La bourgeoisie est devenue par force conservatrice et réactionnaire. L’époque de la démocratie bourgeoise et du rôle progressiste de la bourgeoisie était définitivement révolue. L’extension au prolétariat, aux masses des pays impérialistes et aux peuples des colonies des droits de la démocratie bourgeoise, de la reconnaissance formelle de l’égalité, du même droit à déterminer la direction de l’Etat et à gouverner, se heurtait en effet à la nécessité, inscrite dans les rapports économiques, de maintenir la dictature de la bourgeoisie impérialiste sur eux. Dans chaque pays bourgeois, quant aux rapports économiques, l’Etat doit avant tout défendre et promouvoir les intérêts de la bourgeoisie : en effet si les capitalistes ne font pas de bons profits, toute l’activité économique du pays tombe en ruine et cela bouleverse aussi la vie de toutes les autres classes. Dans chaque société capitaliste, la dictature politique de la bourgeoisie est économiquement nécessaire, bien que les formes qu’elle prend changent selon les circonstances concrètes. Tant que le prolétariat était faible, la bourgeoisie était révolutionnaire, elle avait lutté pour la démocratie, pour la liberté, pour la souveraineté populaire contre le féodalisme, l’absolutisme monarchique et l’obscurantisme clérical ; à partir du moment où le prolétariat est devenu fort et en état de faire valoir effectivement les droits jusque-là seulement proclamés, la bourgeoisie est devenue par la force des choses le centre de rassemblement de toutes les forces réactionnaires et son Etat s’est transformé en contre-révolution préventive organisée.

Etant donné la survivance de la propriété capitaliste des forces productives, la collaboration de la masse des prolétaires dans l’organisme unitaire de la production sociale ne peut se réaliser dans la forme de la participation universelle consciente à la gestion des affaires sociales. Dans le capitalisme, le prolétaire est juridiquement libre, il n’est lié ni à la terre ni à aucun patron : il peut aller chercher du travail dans l’entreprise de l’un ou l’autre capitaliste. Et pourtant il ne peut pas être libre par rapport à la bourgeoisie dans son ensemble. Privé de moyens de production, il est obligé de chercher à vendre sa force de travail et à subir pour cette raison le joug de l’exploitation. La bourgeoisie a besoin de la liberté du vendeur et de l’acheteur de marchandises, mais elle doit aussi empêcher que les prolétaires s’allient et réduisent leur exploitation soit en faisant augmenter leur salaire au-dessus de la valeur de leur force de travail soit en réduisant la différence entre le temps effectif de travail et le temps de travail nécessaire pour produire une valeur égale à celle de la force de travail. Par conséquent, elle doit faire obstacle à la croissance de la conscience et de l’organisation de la masse des prolétaires et, vu l’impossibilité de l’empêcher dans l’absolu, elle doit dévier, périodiquement arrêter net et refouler les organisations et la conscience des prolétaires.

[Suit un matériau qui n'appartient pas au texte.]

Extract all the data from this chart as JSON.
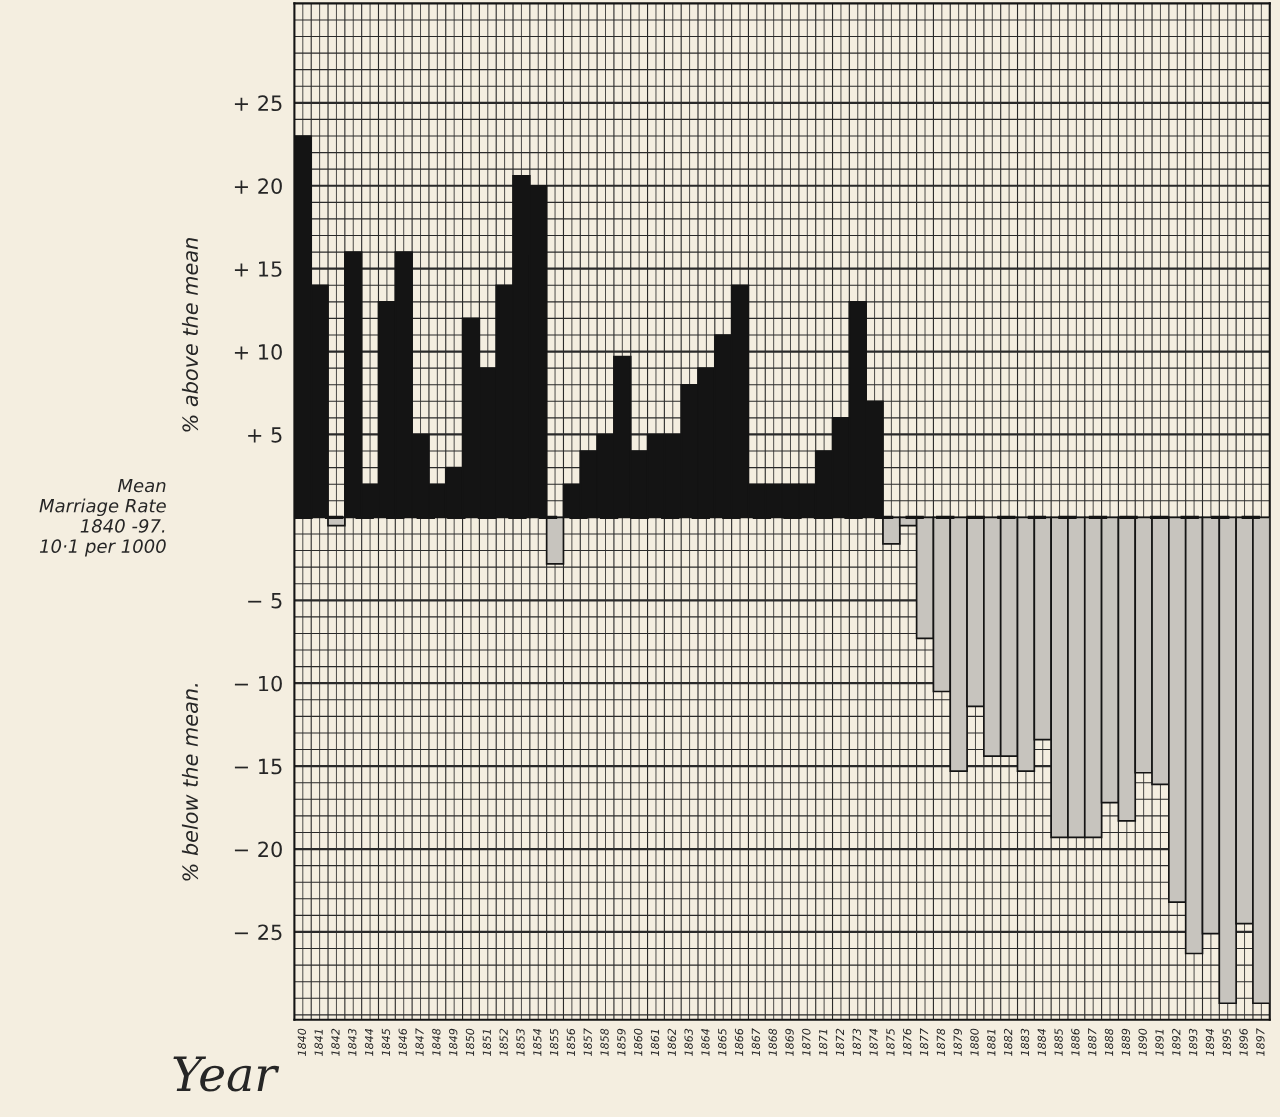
{
  "chart_data": {
    "type": "bar",
    "xlabel": "Year",
    "categories": [
      "1840",
      "1841",
      "1842",
      "1843",
      "1844",
      "1845",
      "1846",
      "1847",
      "1848",
      "1849",
      "1850",
      "1851",
      "1852",
      "1853",
      "1854",
      "1855",
      "1856",
      "1857",
      "1858",
      "1859",
      "1860",
      "1861",
      "1862",
      "1863",
      "1864",
      "1865",
      "1866",
      "1867",
      "1868",
      "1869",
      "1870",
      "1871",
      "1872",
      "1873",
      "1874",
      "1875",
      "1876",
      "1877",
      "1878",
      "1879",
      "1880",
      "1881",
      "1882",
      "1883",
      "1884",
      "1885",
      "1886",
      "1887",
      "1888",
      "1889",
      "1890",
      "1891",
      "1892",
      "1893",
      "1894",
      "1895",
      "1896",
      "1897"
    ],
    "values": [
      23,
      14,
      -0.5,
      16,
      2,
      13,
      16,
      5,
      2,
      3,
      12,
      9,
      14,
      20.6,
      20,
      -2.8,
      2,
      4,
      5,
      9.7,
      4,
      5,
      5,
      8,
      9,
      11,
      14,
      2,
      2,
      2,
      2,
      4,
      6,
      13,
      7,
      -1.6,
      -0.5,
      -7.3,
      -10.5,
      -15.3,
      -11.4,
      -14.4,
      -14.4,
      -15.3,
      -13.4,
      -19.3,
      -19.3,
      -19.3,
      -17.2,
      -18.3,
      -15.4,
      -16.1,
      -23.2,
      -26.3,
      -25.1,
      -29.3,
      -24.5,
      -29.3
    ],
    "colors": [
      "#141414",
      "#141414",
      "#c9c5bd",
      "#141414",
      "#141414",
      "#141414",
      "#141414",
      "#141414",
      "#141414",
      "#141414",
      "#141414",
      "#141414",
      "#141414",
      "#141414",
      "#141414",
      "#c9c5bd",
      "#141414",
      "#141414",
      "#141414",
      "#141414",
      "#141414",
      "#141414",
      "#141414",
      "#141414",
      "#141414",
      "#141414",
      "#141414",
      "#141414",
      "#141414",
      "#141414",
      "#141414",
      "#141414",
      "#141414",
      "#141414",
      "#141414",
      "#c9c5bd",
      "#c9c5bd",
      "#c9c5bd",
      "#c9c5bd",
      "#c9c5bd",
      "#c9c5bd",
      "#c9c5bd",
      "#c9c5bd",
      "#c9c5bd",
      "#c9c5bd",
      "#c9c5bd",
      "#c9c5bd",
      "#c9c5bd",
      "#c9c5bd",
      "#c9c5bd",
      "#c9c5bd",
      "#c9c5bd",
      "#c9c5bd",
      "#c9c5bd",
      "#c9c5bd",
      "#c9c5bd",
      "#c9c5bd",
      "#c9c5bd"
    ],
    "ylim": [
      -30.3,
      31
    ],
    "yticks": [
      {
        "value": -30,
        "label": null
      },
      {
        "value": -29,
        "label": null
      },
      {
        "value": -28,
        "label": null
      },
      {
        "value": -27,
        "label": null
      },
      {
        "value": -26,
        "label": null
      },
      {
        "value": -25,
        "label": "− 25"
      },
      {
        "value": -24,
        "label": null
      },
      {
        "value": -23,
        "label": null
      },
      {
        "value": -22,
        "label": null
      },
      {
        "value": -21,
        "label": null
      },
      {
        "value": -20,
        "label": "− 20"
      },
      {
        "value": -19,
        "label": null
      },
      {
        "value": -18,
        "label": null
      },
      {
        "value": -17,
        "label": null
      },
      {
        "value": -16,
        "label": null
      },
      {
        "value": -15,
        "label": "− 15"
      },
      {
        "value": -14,
        "label": null
      },
      {
        "value": -13,
        "label": null
      },
      {
        "value": -12,
        "label": null
      },
      {
        "value": -11,
        "label": null
      },
      {
        "value": -10,
        "label": "− 10"
      },
      {
        "value": -9,
        "label": null
      },
      {
        "value": -8,
        "label": null
      },
      {
        "value": -7,
        "label": null
      },
      {
        "value": -6,
        "label": null
      },
      {
        "value": -5,
        "label": "− 5"
      },
      {
        "value": -4,
        "label": null
      },
      {
        "value": -3,
        "label": null
      },
      {
        "value": -2,
        "label": null
      },
      {
        "value": -1,
        "label": null
      },
      {
        "value": 0,
        "label": null
      },
      {
        "value": 1,
        "label": null
      },
      {
        "value": 2,
        "label": null
      },
      {
        "value": 3,
        "label": null
      },
      {
        "value": 4,
        "label": null
      },
      {
        "value": 5,
        "label": "+ 5"
      },
      {
        "value": 6,
        "label": null
      },
      {
        "value": 7,
        "label": null
      },
      {
        "value": 8,
        "label": null
      },
      {
        "value": 9,
        "label": null
      },
      {
        "value": 10,
        "label": "+ 10"
      },
      {
        "value": 11,
        "label": null
      },
      {
        "value": 12,
        "label": null
      },
      {
        "value": 13,
        "label": null
      },
      {
        "value": 14,
        "label": null
      },
      {
        "value": 15,
        "label": "+ 15"
      },
      {
        "value": 16,
        "label": null
      },
      {
        "value": 17,
        "label": null
      },
      {
        "value": 18,
        "label": null
      },
      {
        "value": 19,
        "label": null
      },
      {
        "value": 20,
        "label": "+ 20"
      },
      {
        "value": 21,
        "label": null
      },
      {
        "value": 22,
        "label": null
      },
      {
        "value": 23,
        "label": null
      },
      {
        "value": 24,
        "label": null
      },
      {
        "value": 25,
        "label": "+ 25"
      },
      {
        "value": 26,
        "label": null
      },
      {
        "value": 27,
        "label": null
      },
      {
        "value": 28,
        "label": null
      },
      {
        "value": 29,
        "label": null
      },
      {
        "value": 30,
        "label": null
      }
    ],
    "grid": true,
    "ref_lines": [
      {
        "axis": "y",
        "value": 0,
        "label": "Mean\nMarriage Rate\n1840 -97.\n10·1 per 1000",
        "line_style": "dashed",
        "color": "#141414"
      }
    ],
    "annotations": [
      "% above the mean",
      "% below the mean."
    ]
  }
}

En entrant dans l’époque impérialiste, la bourgeoisie dans le champ culturel, repousse au second plan la recherche et la diffusion de la compréhension du monde physique et des processus sociaux, et met au premier plan la culture d’évasion et l’élaboration et la diffusion des théories qui cachent les rapports sociaux effectifs, qui défendent l’ordre existant et qui en proclament l’éternité. Les théories religieuses et leurs églises, contre lesquelles auparavant la bourgeoisie s’était battue, la bourgeoisie les a récupérées et imposées de nouveau aux masses pour conserver leur collaboration et arrêter leur développement politique : un exemple de cela en Italie c'est la réforme Gentile de l’école.(17bis) La bourgeoisie a pris sous sa protection la religion comme instrument nécessaire de domination sur les classes et les peuples opprimés. Les institutions et les autorités religieuses, que la révolution bourgeoise n’avaient pas encore éliminées, du pape au dalaï-lama, sont remises à neuf et gratifiées du rôle de défenseur de l’ordre constitué et de guide des masses : en Italie la Papauté a été érigée en Etat indépendant, muni de richesses et d’immunité (l'Etat du Vatican). La bourgeoisie athée impose l’instruction religieuse à l’école et a institué les religions en religions d’Etat.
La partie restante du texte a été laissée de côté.